How can you guarantee that out of a a pool of n workers, exactly one will run a given observability task at any given time? And how can you guarantee that if one worker dies, another will automatically start running the observability task?
It kind of reminds me of Zookeeper - a cluster coordination problem - except that in this case, we aren’t trying to coordinate processes across a whole cluster; we are only trying to coordinate processes within a particular container.
Naive approach
The first thing that occurred to me was this:
- At boot time, each child process will check for the existence of a file at a standard path (let’s say
/tmp/coordination.pid
). - If
/tmp/coordination.pid
is not found, then create it, and write the current pid to it. Whichever process does this first is volunteering to run the healthcheck task. - If
/tmp/coordination.pid
is already present, then check if a process with that pid is running.- If so, then sleep for a while and then check again.
- If not, then proceed from step 2 as if the file were not found.
Problems with this approach:
- There is some chance of a race condition in between steps 1 and 2, wherein two processes simultaneously find that
/tmp/coordination.pid
is absent and then each try to write their pids to the same path. The chances of this could perhaps be mitigated by waiting for a random interval before attempting step 1. - For the numerous workers that are sleeping, it’s inefficient that they have to wake up every so often to recheck step 3. This imposes a pointless polling cost.
My colleague Dmytro suggested that we use flock
instead, which essentially delegates the whole coordination problem to the operating system and solves both of these problems.
I had never heard of it before.
Flock(2)
I found flock
hard to learn about. There are manpages (flock(2)) and Hacker News discussions, but they don’t cover the set of use cases for file locking very clearly.
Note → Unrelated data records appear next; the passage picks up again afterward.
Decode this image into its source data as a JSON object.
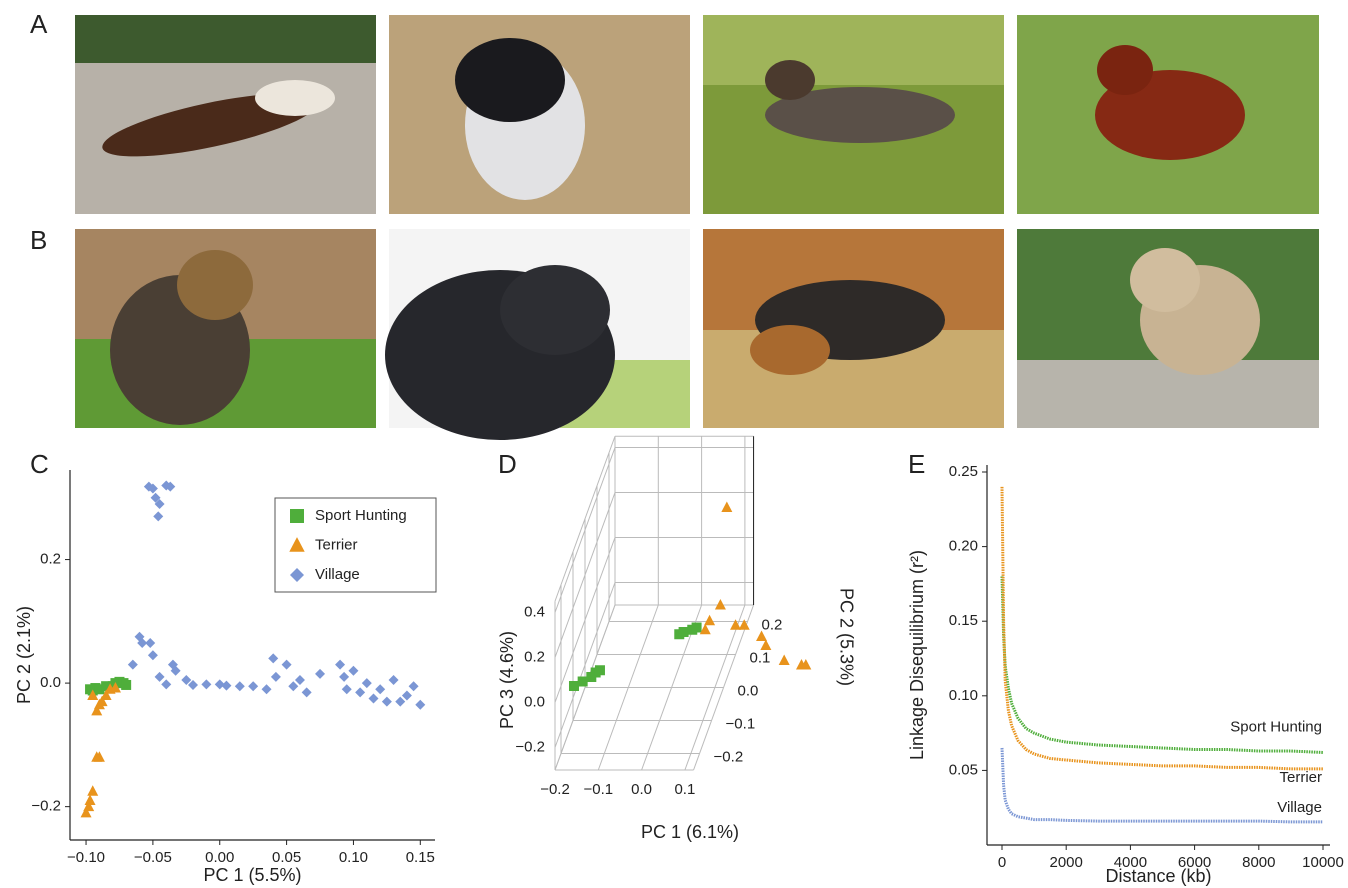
{
  "panel_labels": [
    "A",
    "B",
    "C",
    "D",
    "E"
  ],
  "chart_data": [
    {
      "type": "scatter",
      "xlabel": "PC 1 (5.5%)",
      "ylabel": "PC 2 (2.1%)",
      "xlim": [
        -0.112,
        0.161
      ],
      "ylim": [
        -0.254,
        0.345
      ],
      "xticks": [
        {
          "value": -0.1,
          "label": "−0.10"
        },
        {
          "value": -0.05,
          "label": "−0.05"
        },
        {
          "value": 0,
          "label": "0.00"
        },
        {
          "value": 0.05,
          "label": "0.05"
        },
        {
          "value": 0.1,
          "label": "0.10"
        },
        {
          "value": 0.15,
          "label": "0.15"
        }
      ],
      "yticks": [
        {
          "value": -0.2,
          "label": "−0.2"
        },
        {
          "value": 0,
          "label": "0.0"
        },
        0.2
      ],
      "legend": "upper right",
      "series": [
        {
          "name": "Sport Hunting",
          "color": "#4fae3b",
          "marker": "square",
          "x": [
            -0.097,
            -0.095,
            -0.093,
            -0.09,
            -0.085,
            -0.08,
            -0.078,
            -0.075,
            -0.072,
            -0.07
          ],
          "y": [
            -0.01,
            -0.012,
            -0.008,
            -0.01,
            -0.005,
            -0.005,
            0,
            0.002,
            0,
            -0.003
          ]
        },
        {
          "name": "Terrier",
          "color": "#e8931c",
          "marker": "triangle",
          "x": [
            -0.1,
            -0.098,
            -0.097,
            -0.095,
            -0.092,
            -0.09,
            -0.092,
            -0.09,
            -0.088,
            -0.085,
            -0.082,
            -0.078,
            -0.095
          ],
          "y": [
            -0.21,
            -0.2,
            -0.19,
            -0.175,
            -0.12,
            -0.12,
            -0.045,
            -0.035,
            -0.03,
            -0.02,
            -0.01,
            -0.008,
            -0.02
          ]
        },
        {
          "name": "Village",
          "color": "#7b96d4",
          "marker": "diamond",
          "x": [
            -0.053,
            -0.05,
            -0.048,
            -0.045,
            -0.046,
            -0.04,
            -0.037,
            -0.065,
            -0.06,
            -0.058,
            -0.052,
            -0.05,
            -0.045,
            -0.04,
            -0.035,
            -0.033,
            -0.025,
            -0.02,
            -0.01,
            0,
            0.005,
            0.015,
            0.025,
            0.035,
            0.04,
            0.042,
            0.05,
            0.055,
            0.06,
            0.065,
            0.075,
            0.09,
            0.093,
            0.095,
            0.1,
            0.105,
            0.11,
            0.115,
            0.12,
            0.125,
            0.13,
            0.135,
            0.14,
            0.145,
            0.15
          ],
          "y": [
            0.318,
            0.315,
            0.3,
            0.29,
            0.27,
            0.32,
            0.318,
            0.03,
            0.075,
            0.065,
            0.065,
            0.045,
            0.01,
            -0.002,
            0.03,
            0.02,
            0.005,
            -0.003,
            -0.002,
            -0.002,
            -0.004,
            -0.005,
            -0.005,
            -0.01,
            0.04,
            0.01,
            0.03,
            -0.005,
            0.005,
            -0.015,
            0.015,
            0.03,
            0.01,
            -0.01,
            0.02,
            -0.015,
            0,
            -0.025,
            -0.01,
            -0.03,
            0.005,
            -0.03,
            -0.02,
            -0.005,
            -0.035
          ]
        }
      ]
    },
    {
      "type": "scatter3d",
      "xlabel": "PC 1 (6.1%)",
      "ylabel": "PC 2 (5.3%)",
      "zlabel": "PC 3 (4.6%)",
      "xlim": [
        -0.2,
        0.12
      ],
      "ylim": [
        -0.25,
        0.25
      ],
      "zlim": [
        -0.3,
        0.45
      ],
      "xticks": [
        {
          "value": -0.2,
          "label": "−0.2"
        },
        {
          "value": -0.1,
          "label": "−0.1"
        },
        {
          "value": 0,
          "label": "0.0"
        },
        0.1
      ],
      "yticks": [
        {
          "value": -0.2,
          "label": "−0.2"
        },
        {
          "value": -0.1,
          "label": "−0.1"
        },
        {
          "value": 0,
          "label": "0.0"
        },
        0.1,
        0.2
      ],
      "zticks": [
        {
          "value": -0.2,
          "label": "−0.2"
        },
        {
          "value": 0,
          "label": "0.0"
        },
        0.2,
        0.4
      ],
      "series": [
        {
          "name": "Sport Hunting",
          "color": "#4fae3b",
          "marker": "square",
          "x": [
            -0.17,
            -0.15,
            -0.13,
            -0.12,
            -0.11,
            -0.01,
            0,
            0.02,
            0.03
          ],
          "y": [
            -0.2,
            -0.2,
            -0.2,
            -0.2,
            -0.2,
            0.1,
            0.1,
            0.1,
            0.1
          ],
          "z": [
            0,
            0.02,
            0.04,
            0.06,
            0.07,
            -0.21,
            -0.2,
            -0.19,
            -0.18
          ]
        },
        {
          "name": "Terrier",
          "color": "#e8931c",
          "marker": "triangle",
          "x": [
            0.086,
            0.06,
            0.085,
            0.12,
            0.14,
            0.18,
            0.19,
            0.26,
            0.3,
            0.31,
            0.05
          ],
          "y": [
            0.15,
            0.1,
            0.1,
            0.1,
            0.1,
            0.1,
            0.1,
            0,
            0,
            0,
            0.1
          ],
          "z": [
            0.28,
            -0.15,
            -0.08,
            -0.17,
            -0.17,
            -0.22,
            -0.26,
            -0.18,
            -0.2,
            -0.2,
            -0.19
          ]
        }
      ]
    },
    {
      "type": "line",
      "xlabel": "Distance (kb)",
      "ylabel": "Linkage Disequilibrium (r²)",
      "xlim": [
        -467,
        10218
      ],
      "ylim": [
        0,
        0.2547
      ],
      "xticks": [
        0,
        2000,
        4000,
        6000,
        8000,
        10000
      ],
      "yticks": [
        0.05,
        {
          "value": 0.1,
          "label": "0.10"
        },
        0.15,
        {
          "value": 0.2,
          "label": "0.20"
        },
        0.25
      ],
      "x": [
        0,
        50,
        100,
        200,
        300,
        500,
        750,
        1000,
        1500,
        2000,
        3000,
        4000,
        5000,
        6000,
        7000,
        8000,
        9000,
        10000
      ],
      "series": [
        {
          "name": "Sport Hunting",
          "color": "#4fae3b",
          "values": [
            0.18,
            0.14,
            0.12,
            0.105,
            0.095,
            0.085,
            0.078,
            0.075,
            0.071,
            0.069,
            0.067,
            0.066,
            0.065,
            0.064,
            0.064,
            0.063,
            0.063,
            0.062
          ]
        },
        {
          "name": "Terrier",
          "color": "#e8931c",
          "values": [
            0.24,
            0.15,
            0.11,
            0.09,
            0.08,
            0.07,
            0.064,
            0.061,
            0.058,
            0.057,
            0.055,
            0.054,
            0.053,
            0.053,
            0.052,
            0.052,
            0.051,
            0.051
          ]
        },
        {
          "name": "Village",
          "color": "#7b96d4",
          "values": [
            0.065,
            0.04,
            0.03,
            0.024,
            0.021,
            0.019,
            0.018,
            0.017,
            0.017,
            0.0165,
            0.016,
            0.016,
            0.016,
            0.016,
            0.016,
            0.016,
            0.0155,
            0.0155
          ]
        }
      ]
    }
  ]
}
I think the core use case is “several processes want to write to the same shared file and need to cooperate with each other.”
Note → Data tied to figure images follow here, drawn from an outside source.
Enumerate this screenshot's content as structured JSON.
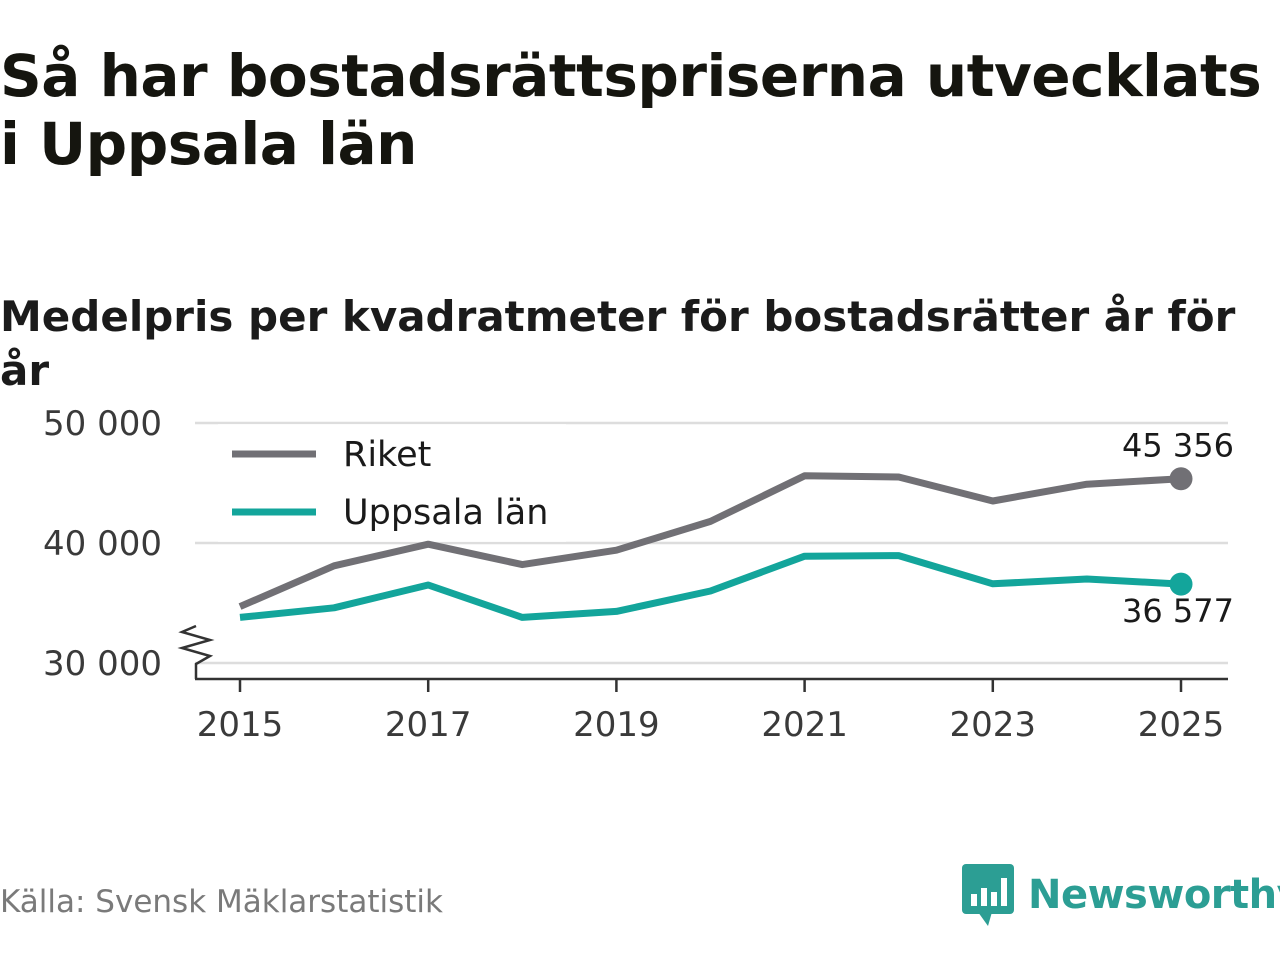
{
  "header": {
    "title": "Så har bostadsrättspriserna utvecklats i Uppsala län",
    "subtitle": "Medelpris per kvadratmeter för bostadsrätter år för år"
  },
  "footer": {
    "source": "Källa: Svensk Mäklarstatistik",
    "brand": "Newsworthy"
  },
  "colors": {
    "riket": "#717075",
    "uppsala": "#13a59b",
    "grid": "#dddddd",
    "axis": "#333333",
    "brand": "#2c9e94"
  },
  "chart_data": {
    "type": "line",
    "title": "Så har bostadsrättspriserna utvecklats i Uppsala län",
    "subtitle": "Medelpris per kvadratmeter för bostadsrätter år för år",
    "xlabel": "",
    "ylabel": "",
    "x": [
      2015,
      2016,
      2017,
      2018,
      2019,
      2020,
      2021,
      2022,
      2023,
      2024,
      2025
    ],
    "xticks": [
      "2015",
      "2017",
      "2019",
      "2021",
      "2023",
      "2025"
    ],
    "yticks": [
      "30 000",
      "40 000",
      "50 000"
    ],
    "ylim": [
      30000,
      51500
    ],
    "axis_break": true,
    "grid": true,
    "legend_position": "top-left",
    "series": [
      {
        "name": "Riket",
        "color": "#717075",
        "values": [
          34700,
          38100,
          39900,
          38200,
          39400,
          41800,
          45600,
          45500,
          43500,
          44900,
          45356
        ],
        "end_label": "45 356"
      },
      {
        "name": "Uppsala län",
        "color": "#13a59b",
        "values": [
          33800,
          34600,
          36500,
          33800,
          34300,
          36000,
          38900,
          38950,
          36600,
          37000,
          36577
        ],
        "end_label": "36 577"
      }
    ]
  }
}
In any case, it is a system call that comes with some caveats. The first two I found:
- The relationship between file descriptors and file locks is slightly confusing to me in the context of forks.
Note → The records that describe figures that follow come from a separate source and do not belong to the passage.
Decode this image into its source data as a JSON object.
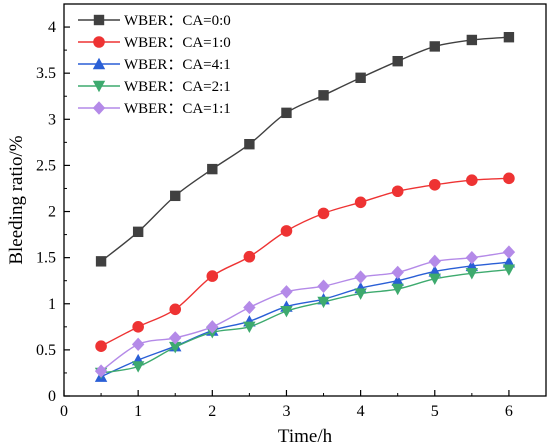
{
  "chart_data": {
    "type": "line",
    "title": "",
    "xlabel": "Time/h",
    "ylabel": "Bleeding ratio/%",
    "xlim": [
      0,
      6.5
    ],
    "ylim": [
      0,
      4.25
    ],
    "xticks": [
      0,
      1,
      2,
      3,
      4,
      5,
      6
    ],
    "yticks": [
      0,
      0.5,
      1,
      1.5,
      2,
      2.5,
      3,
      3.5,
      4
    ],
    "xtick_labels": [
      "0",
      "1",
      "2",
      "3",
      "4",
      "5",
      "6"
    ],
    "ytick_labels": [
      "0",
      "0.5",
      "1",
      "1.5",
      "2",
      "2.5",
      "3",
      "3.5",
      "4"
    ],
    "grid": false,
    "legend_position": "top-left",
    "x": [
      0.5,
      1,
      1.5,
      2,
      2.5,
      3,
      3.5,
      4,
      4.5,
      5,
      5.5,
      6
    ],
    "series": [
      {
        "name": "WBER：CA=0:0",
        "color": "#404040",
        "marker": "square",
        "values": [
          1.46,
          1.78,
          2.17,
          2.46,
          2.73,
          3.07,
          3.26,
          3.45,
          3.63,
          3.79,
          3.86,
          3.89
        ]
      },
      {
        "name": "WBER：CA=1:0",
        "color": "#ee3333",
        "marker": "circle",
        "values": [
          0.54,
          0.75,
          0.94,
          1.3,
          1.51,
          1.79,
          1.98,
          2.1,
          2.22,
          2.29,
          2.34,
          2.36
        ]
      },
      {
        "name": "WBER：CA=4:1",
        "color": "#2a5fd6",
        "marker": "triangle-up",
        "values": [
          0.21,
          0.39,
          0.54,
          0.71,
          0.81,
          0.97,
          1.05,
          1.17,
          1.25,
          1.35,
          1.41,
          1.45
        ]
      },
      {
        "name": "WBER：CA=2:1",
        "color": "#3daa6e",
        "marker": "triangle-down",
        "values": [
          0.25,
          0.32,
          0.53,
          0.69,
          0.75,
          0.92,
          1.02,
          1.11,
          1.16,
          1.27,
          1.33,
          1.37
        ]
      },
      {
        "name": "WBER：CA=1:1",
        "color": "#b48ae8",
        "marker": "diamond",
        "values": [
          0.27,
          0.56,
          0.63,
          0.75,
          0.96,
          1.13,
          1.19,
          1.29,
          1.34,
          1.46,
          1.5,
          1.56
        ]
      }
    ]
  }
}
- Per this discussion, flock is handled poorly over NFS, although I don’t think that edge case is very relevant to our kubernetes cluster. Fortunately, the edge case pertains to how flock is handled differently for processes running on the NFS server itself than for NFS clients, so even if our ops team started to run NFS for our web workers without telling me, the edge case would not affect us.
In any event, flock
can nicely be used to coordinate only-once semantics among a set of worker processes. The way it works for our use case is this:
- Open a file at a standard path.
- Attempt to acquire an exclusive lock (
LOCK_EX
) on the file. Use the blocking form offlock
that just blocks the caller until the lock can be acquired. - If you acquire the lock, then you can go ahead and run your instrumentation task, or whatever only-once activity you want to conduct.
- When the process that is currently holding the lock eventually exits or is killed, the operating system will automatically wake up the next process in line and give them the lock. You never have to poll, in this approach.
Ruby implementation
Ruby provides a standard (though platform-dependent) interface to flock
, available at File#lock.
One can write an implementation roughly like this in a Unicorn configuration file:
TMP_FILE_PATH = "/tmp/coordination.pid"
after_fork do |server, worker|
Thread.new do
File.open(TMP_FILE_PATH, File::RDWR | File::CREAT, 0644) do |f|
f.flock(File::LOCK_EX) # will block indefinitely if the lock is not acquired
# now run whatever background task you want here, such as reporting system health.
end
end
end
So far, this has worked quite well for us, and it seems likely to be much more robust than any DIY solution I could have come up with.
Further reading
- kernel source > fs/locks.c
- interesting kernel commit that introduces a tree of dependent requests for a given file lock
(Standard disclaimer: I am absolutely not an expert on the Linux kernel, although I do enjoy trying to read the source code from time to time.)